First of all, thanks to everyone who weighed in on the mystery of the Hiragana shoes.

I also contacted JP over at japundit.com about the shoes, and this is what he had to say about them:

I took a look at the text, and it is, indeed bogus hiragana.

I also read it as dzu-me-da as you did, with improper diacritics on the second character.

I also had my wife take a look at it, and she read the first character as “u”. The following shows the difference between “zu” and “u” (I hope your computer can handle Japanese text).

zu =づ

u = う

Based on what my wife said, I guess that someone tried copy the Japanese name Umeda (うめだ) and got the diacritics wrong.

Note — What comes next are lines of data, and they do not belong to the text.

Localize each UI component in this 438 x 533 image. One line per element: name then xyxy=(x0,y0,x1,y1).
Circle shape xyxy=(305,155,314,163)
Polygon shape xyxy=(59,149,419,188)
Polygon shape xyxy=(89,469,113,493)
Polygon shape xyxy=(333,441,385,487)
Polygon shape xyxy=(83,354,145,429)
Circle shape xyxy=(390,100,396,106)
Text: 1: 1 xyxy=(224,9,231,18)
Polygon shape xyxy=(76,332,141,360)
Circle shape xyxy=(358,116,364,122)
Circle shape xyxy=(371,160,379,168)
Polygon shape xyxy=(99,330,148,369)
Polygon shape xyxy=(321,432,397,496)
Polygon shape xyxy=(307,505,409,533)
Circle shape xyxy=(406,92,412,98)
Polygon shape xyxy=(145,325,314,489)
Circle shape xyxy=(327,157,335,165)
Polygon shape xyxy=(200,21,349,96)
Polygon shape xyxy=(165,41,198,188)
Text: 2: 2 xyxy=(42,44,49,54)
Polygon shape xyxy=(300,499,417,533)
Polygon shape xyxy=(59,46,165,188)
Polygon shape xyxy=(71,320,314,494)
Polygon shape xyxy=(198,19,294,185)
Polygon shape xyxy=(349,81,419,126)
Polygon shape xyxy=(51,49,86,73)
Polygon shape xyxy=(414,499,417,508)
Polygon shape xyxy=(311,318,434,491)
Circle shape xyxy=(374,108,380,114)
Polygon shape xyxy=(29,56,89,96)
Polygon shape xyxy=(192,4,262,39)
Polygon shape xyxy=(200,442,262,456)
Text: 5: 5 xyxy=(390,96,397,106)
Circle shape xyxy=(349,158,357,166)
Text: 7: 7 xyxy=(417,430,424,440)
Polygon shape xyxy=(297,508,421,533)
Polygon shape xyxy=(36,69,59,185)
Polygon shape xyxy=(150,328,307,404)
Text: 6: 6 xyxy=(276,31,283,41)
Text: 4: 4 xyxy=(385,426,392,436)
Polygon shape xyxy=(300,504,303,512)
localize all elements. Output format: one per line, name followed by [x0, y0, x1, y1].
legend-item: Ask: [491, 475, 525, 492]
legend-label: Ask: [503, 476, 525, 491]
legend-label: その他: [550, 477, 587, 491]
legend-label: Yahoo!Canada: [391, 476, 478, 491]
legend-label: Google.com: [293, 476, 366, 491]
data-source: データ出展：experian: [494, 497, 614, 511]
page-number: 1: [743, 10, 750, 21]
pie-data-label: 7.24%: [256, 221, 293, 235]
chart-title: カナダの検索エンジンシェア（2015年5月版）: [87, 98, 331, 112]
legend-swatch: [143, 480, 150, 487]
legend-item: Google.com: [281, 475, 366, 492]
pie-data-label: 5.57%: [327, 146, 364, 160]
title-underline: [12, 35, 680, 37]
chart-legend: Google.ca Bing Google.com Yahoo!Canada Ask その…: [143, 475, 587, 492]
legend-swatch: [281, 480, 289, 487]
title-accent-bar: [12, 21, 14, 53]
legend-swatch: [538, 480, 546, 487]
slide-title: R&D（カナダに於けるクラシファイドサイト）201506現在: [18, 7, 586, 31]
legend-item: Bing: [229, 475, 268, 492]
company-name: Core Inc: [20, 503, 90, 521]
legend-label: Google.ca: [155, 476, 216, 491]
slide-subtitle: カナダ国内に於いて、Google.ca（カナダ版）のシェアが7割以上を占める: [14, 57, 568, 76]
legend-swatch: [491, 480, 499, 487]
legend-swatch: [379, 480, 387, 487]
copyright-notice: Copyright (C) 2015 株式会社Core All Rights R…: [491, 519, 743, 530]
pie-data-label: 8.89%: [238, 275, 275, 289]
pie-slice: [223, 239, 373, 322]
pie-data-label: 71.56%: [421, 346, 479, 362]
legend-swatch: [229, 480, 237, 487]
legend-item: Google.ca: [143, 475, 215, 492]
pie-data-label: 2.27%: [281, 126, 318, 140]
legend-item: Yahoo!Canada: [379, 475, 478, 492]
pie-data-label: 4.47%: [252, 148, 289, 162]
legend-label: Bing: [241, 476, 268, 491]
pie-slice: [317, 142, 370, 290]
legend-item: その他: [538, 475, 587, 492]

As the text is written, I does not really mean anything, but the story behind it is pretty interesting so I will write something about it on Japundit with a link back to your site.

By the way, did these characters come on the shoes when they were purchased?

Thanks for sending this along, and please keep us in mind if you run across anything else that might interest our readers.

Well, funny you should mention— as it turns out, I saw this yesterday at the bazaar:

t-shirt

Again, for various reasons I suspect at least some degree of nonsense (as you would on any $2 t-shirt that says “Dolce & Gabbana fashion company”), but as I mentioned before I’m hardly an expert, so I thought I’d leave it to my Japanese-savvy readers and the kind folks at Japundit to tear it apart. What do you make of this one?

Oh, and yes, the Hiragana shoes came that way from the bazaar… and I’ve just today discovered that my housemate actually has two pair of them, both with the same nonsense message. I guess he really really liked them.